Emin gülümseyerek baktı Songül'e. Elini kadının yüzüne yerleştirip sakin bir ses tonuyla seslendi hemen.
"Güzelim"
Songül uykunun verdiği ağırlıkla kıpırdandı yerinde ama açmadı gözlerini. Emin bir süre bekledi sessizce. Songül'ün uyurken de ne kadar güzel olduğunu düşünüp bir süre izledi onu. Sonra tekrar denedi şanslısını.
"Sevgilim! Hadi uyan geldik"
Songül gözlerini araladı hafifçe. Baş ucunda Emin'i görünce tebessüm etti hemen. Ellerini geriye doğru atıp gerinirken uykulu bir ses tonuyla sordu sorusunu.
"Geldik mi?"
"Hıhı" dedi Emin başını sallayarak. "Hadi inelim"
Songül hemen doğruldu oturduğu yerde. Etrafa hızlıca göz gezdirdiğinde görüldüğü manzara ile dili tutulmuştu adeta.
Yeşil ve mavinin karıştığı şahane bir yere gelmişlerdi. Songül merak içinde sordu sorusunu.
"Neredeyiz"
Emin gülümsemekle yetinirken Songül arabadan indi hızlıca. Emin'de arabadan indiğinde Songül soru sormaya devam ediyordu.
"Nereye geldik Emin? Söylemeyecek misin?"
"Gel güzelim" diyerek elini uzattı Emin. Songül kendisine uzatılan eli tutup ilerlemeye başladı.

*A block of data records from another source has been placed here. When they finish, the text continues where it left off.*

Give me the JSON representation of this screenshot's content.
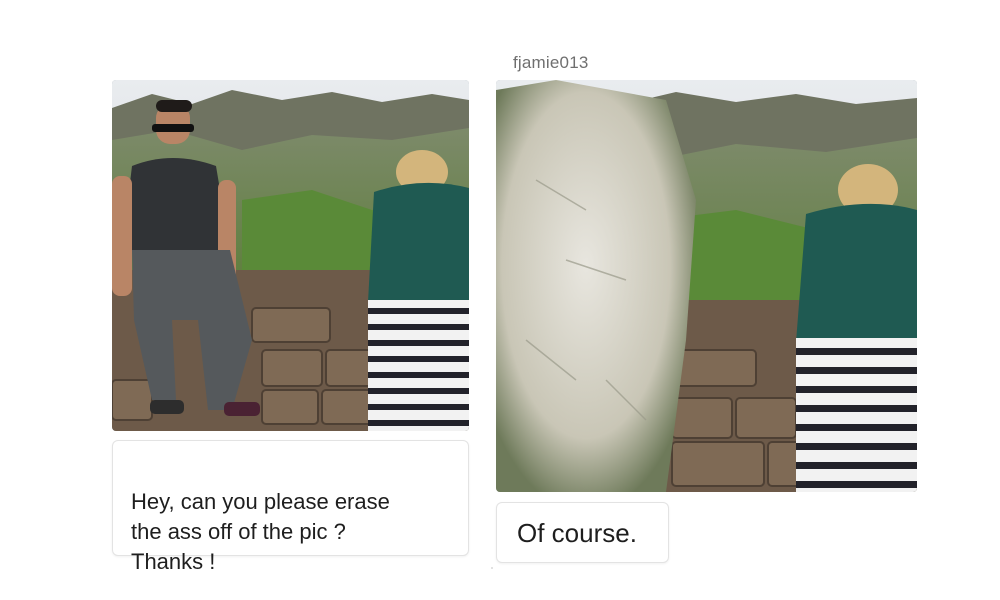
{
  "left_post": {
    "message": "Hey, can you please erase\nthe ass off of the pic ?\nThanks !",
    "photo_alt": "photo"
  },
  "right_post": {
    "username": "fjamie013",
    "reply": "Of course.",
    "photo_alt": "photo"
  },
  "colors": {
    "bubble_border": "#e3e3e3",
    "text": "#1e1e1e",
    "username": "#6f6f6f"
  }
}
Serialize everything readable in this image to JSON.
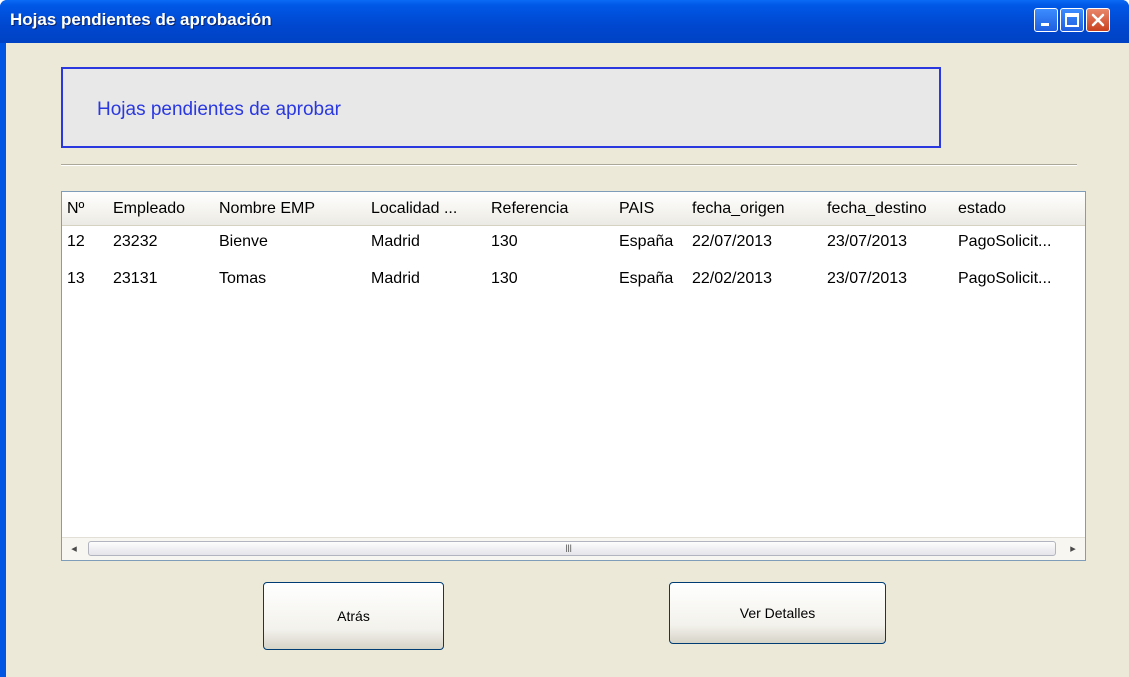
{
  "window": {
    "title": "Hojas pendientes de aprobación"
  },
  "header": {
    "text": "Hojas pendientes de aprobar"
  },
  "table": {
    "columns": [
      "Nº",
      "Empleado",
      "Nombre EMP",
      "Localidad ...",
      "Referencia",
      "PAIS",
      "fecha_origen",
      "fecha_destino",
      "estado"
    ],
    "rows": [
      [
        "12",
        "23232",
        "Bienve",
        "Madrid",
        "130",
        "España",
        "22/07/2013",
        "23/07/2013",
        "PagoSolicit..."
      ],
      [
        "13",
        "23131",
        "Tomas",
        "Madrid",
        "130",
        "España",
        "22/02/2013",
        "23/07/2013",
        "PagoSolicit..."
      ]
    ]
  },
  "scrollbar": {
    "grip": "III",
    "left_arrow": "◂",
    "right_arrow": "▸"
  },
  "buttons": {
    "back": "Atrás",
    "details": "Ver Detalles"
  },
  "colors": {
    "titlebar": "#0047cf",
    "header_text": "#2a38e0",
    "client_bg": "#ece9d8",
    "close_button": "#c9411f"
  }
}
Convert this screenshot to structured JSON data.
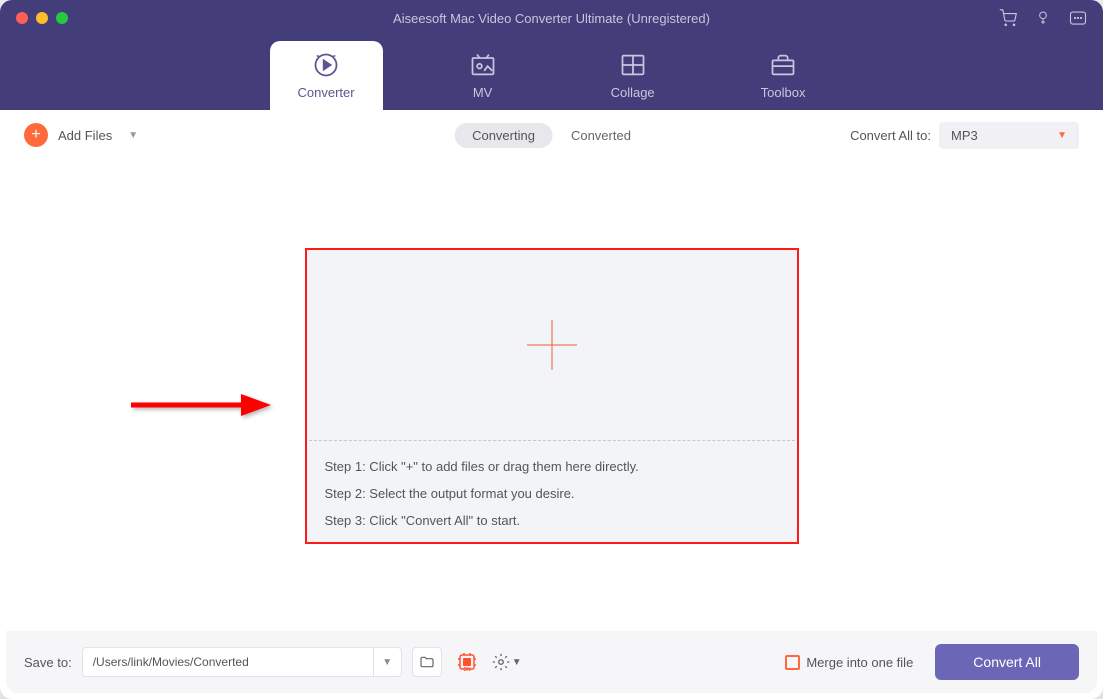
{
  "window": {
    "title": "Aiseesoft Mac Video Converter Ultimate (Unregistered)"
  },
  "nav": {
    "tabs": [
      {
        "label": "Converter"
      },
      {
        "label": "MV"
      },
      {
        "label": "Collage"
      },
      {
        "label": "Toolbox"
      }
    ]
  },
  "toolbar": {
    "add_files_label": "Add Files",
    "segments": {
      "converting": "Converting",
      "converted": "Converted"
    },
    "convert_all_to_label": "Convert All to:",
    "format_value": "MP3"
  },
  "dropzone": {
    "steps": [
      "Step 1: Click \"+\" to add files or drag them here directly.",
      "Step 2: Select the output format you desire.",
      "Step 3: Click \"Convert All\" to start."
    ]
  },
  "footer": {
    "save_to_label": "Save to:",
    "save_path": "/Users/link/Movies/Converted",
    "merge_label": "Merge into one file",
    "convert_all_label": "Convert All"
  }
}
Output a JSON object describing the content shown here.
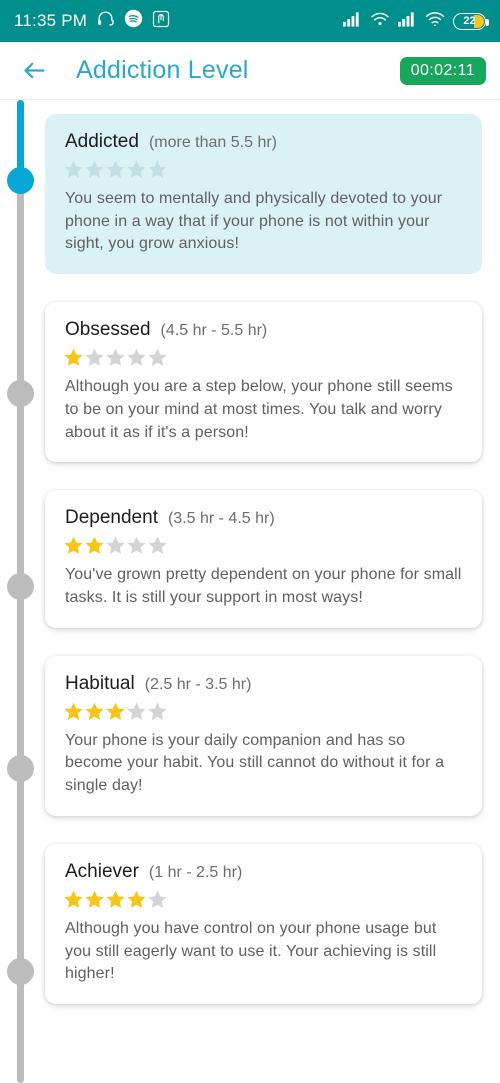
{
  "status_bar": {
    "time": "11:35 PM",
    "icons": [
      "headphones-icon",
      "spotify-icon",
      "app-icon"
    ],
    "right_icons": [
      "signal-bars-icon",
      "wifi-calling-icon",
      "signal-bars-2-icon",
      "wifi-icon"
    ],
    "battery_level": "22",
    "background_color": "#008f8c"
  },
  "header": {
    "back_label": "back-arrow",
    "title": "Addiction Level",
    "title_color": "#2aa8c4",
    "timer": "00:02:11",
    "timer_color": "#16a75c"
  },
  "timeline": {
    "active_color": "#06a7d4",
    "inactive_color": "#bcbcbc"
  },
  "levels": [
    {
      "name": "Addicted",
      "range": "(more than 5.5 hr)",
      "stars_filled": 0,
      "stars_total": 5,
      "description": "You seem to mentally and physically devoted to your phone in a way that if your phone is not within your sight, you grow anxious!",
      "highlighted": true
    },
    {
      "name": "Obsessed",
      "range": "(4.5 hr - 5.5 hr)",
      "stars_filled": 1,
      "stars_total": 5,
      "description": "Although you are a step below, your phone still seems to be on your mind at most times. You talk and worry about it as if it's a person!",
      "highlighted": false
    },
    {
      "name": "Dependent",
      "range": "(3.5 hr - 4.5 hr)",
      "stars_filled": 2,
      "stars_total": 5,
      "description": "You've grown pretty dependent on your phone for small tasks. It is still your support in most ways!",
      "highlighted": false
    },
    {
      "name": "Habitual",
      "range": "(2.5 hr - 3.5 hr)",
      "stars_filled": 3,
      "stars_total": 5,
      "description": "Your phone is your daily companion and has so become your habit. You still cannot do without it for a single day!",
      "highlighted": false
    },
    {
      "name": "Achiever",
      "range": "(1 hr - 2.5 hr)",
      "stars_filled": 4,
      "stars_total": 5,
      "description": "Although you have control on your phone usage but you still eagerly want to use it. Your achieving is still higher!",
      "highlighted": false
    }
  ],
  "star_colors": {
    "filled": "#f5c518",
    "empty": "#d4d4d4",
    "empty_on_highlight": "#c2dfe4"
  }
}
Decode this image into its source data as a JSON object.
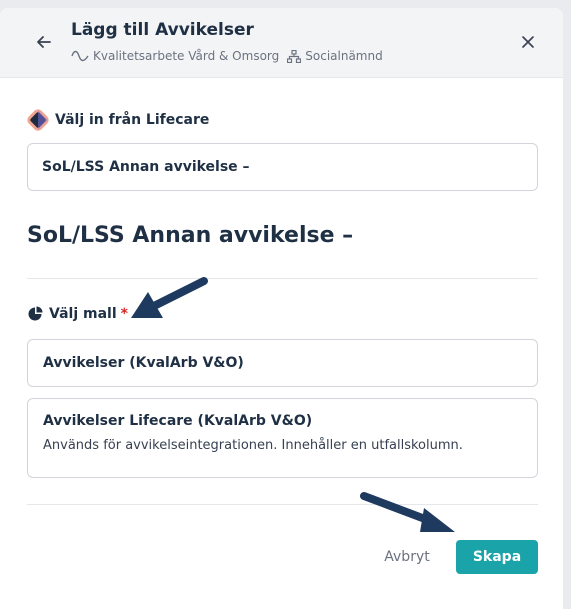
{
  "header": {
    "title": "Lägg till Avvikelser",
    "breadcrumb_1": "Kvalitetsarbete Vård & Omsorg",
    "breadcrumb_2": "Socialnämnd"
  },
  "lifecare": {
    "label": "Välj in från Lifecare",
    "input_value": "SoL/LSS Annan avvikelse –"
  },
  "preview_title": "SoL/LSS Annan avvikelse –",
  "template_picker": {
    "label": "Välj mall",
    "required_mark": "*",
    "options": [
      {
        "title": "Avvikelser (KvalArb V&O)",
        "description": ""
      },
      {
        "title": "Avvikelser Lifecare (KvalArb V&O)",
        "description": "Används för avvikelseintegrationen. Innehåller en utfallskolumn."
      }
    ]
  },
  "footer": {
    "cancel_label": "Avbryt",
    "create_label": "Skapa"
  },
  "colors": {
    "accent": "#1aa3a8",
    "heading": "#1f3045",
    "annotation_arrow": "#1f3a5f",
    "required": "#dc2626"
  },
  "icons": [
    "back-arrow-icon",
    "activity-wave-icon",
    "org-chart-icon",
    "close-icon",
    "lifecare-logo-icon",
    "pie-chart-icon",
    "annotation-arrow"
  ]
}
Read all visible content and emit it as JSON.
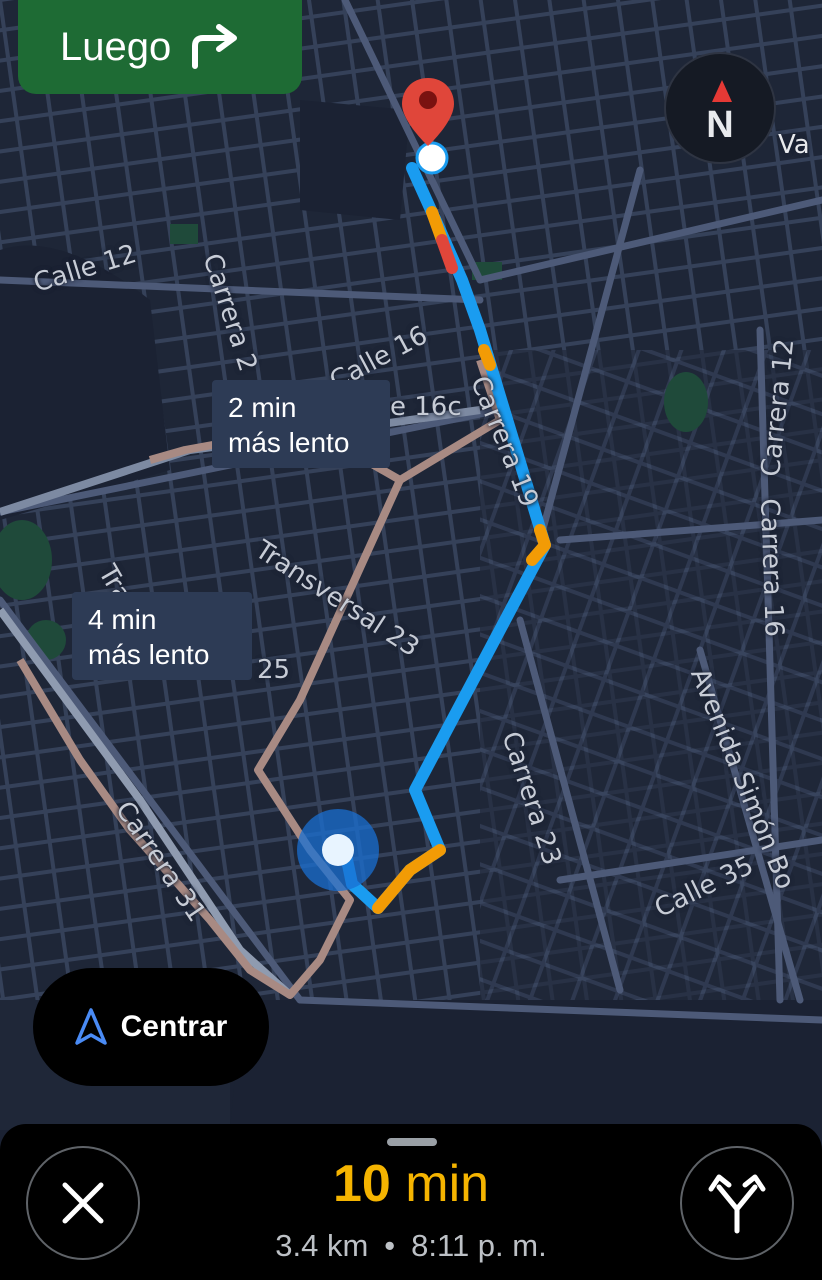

Bir kaç dakikalık bir yürüyüşten sonra Songül karşısında gördüğü ev ile şaşkına dönmüştü. "Emin! Burası harika" dedi bağırarak.
Songül'ün sevinçli hali Emin'ni de heyecanlandırmıştı. "Beğendin mi?" diye sorduğunda gözleri ışıldıyordu.
"Deli misin! Bayıldım" dedikten sonra kollarını Emin'nin boynuna doladı Songül. Boynuna öpücükler kondurken hiç durmadan teşekkür etmeyi ihmal etmedi.
Emin ellerini Songül'ün beline daha sıkı dolayıp dudaklarına derin bir öpücük kondurdu. Sonra kendini geri çekip evi işaret ederek konuştu.
"Hadi girelim mi artık içeriye"
"Olur" dedi Songül ve koşarak eve doğru yöneldi. Emin ağır adımlarla onu takip edip yaklaştı yanına. Cebinden anahtarı çıkarıp oyuğa yerleştirdi ve hızlıca açtı kapıyı.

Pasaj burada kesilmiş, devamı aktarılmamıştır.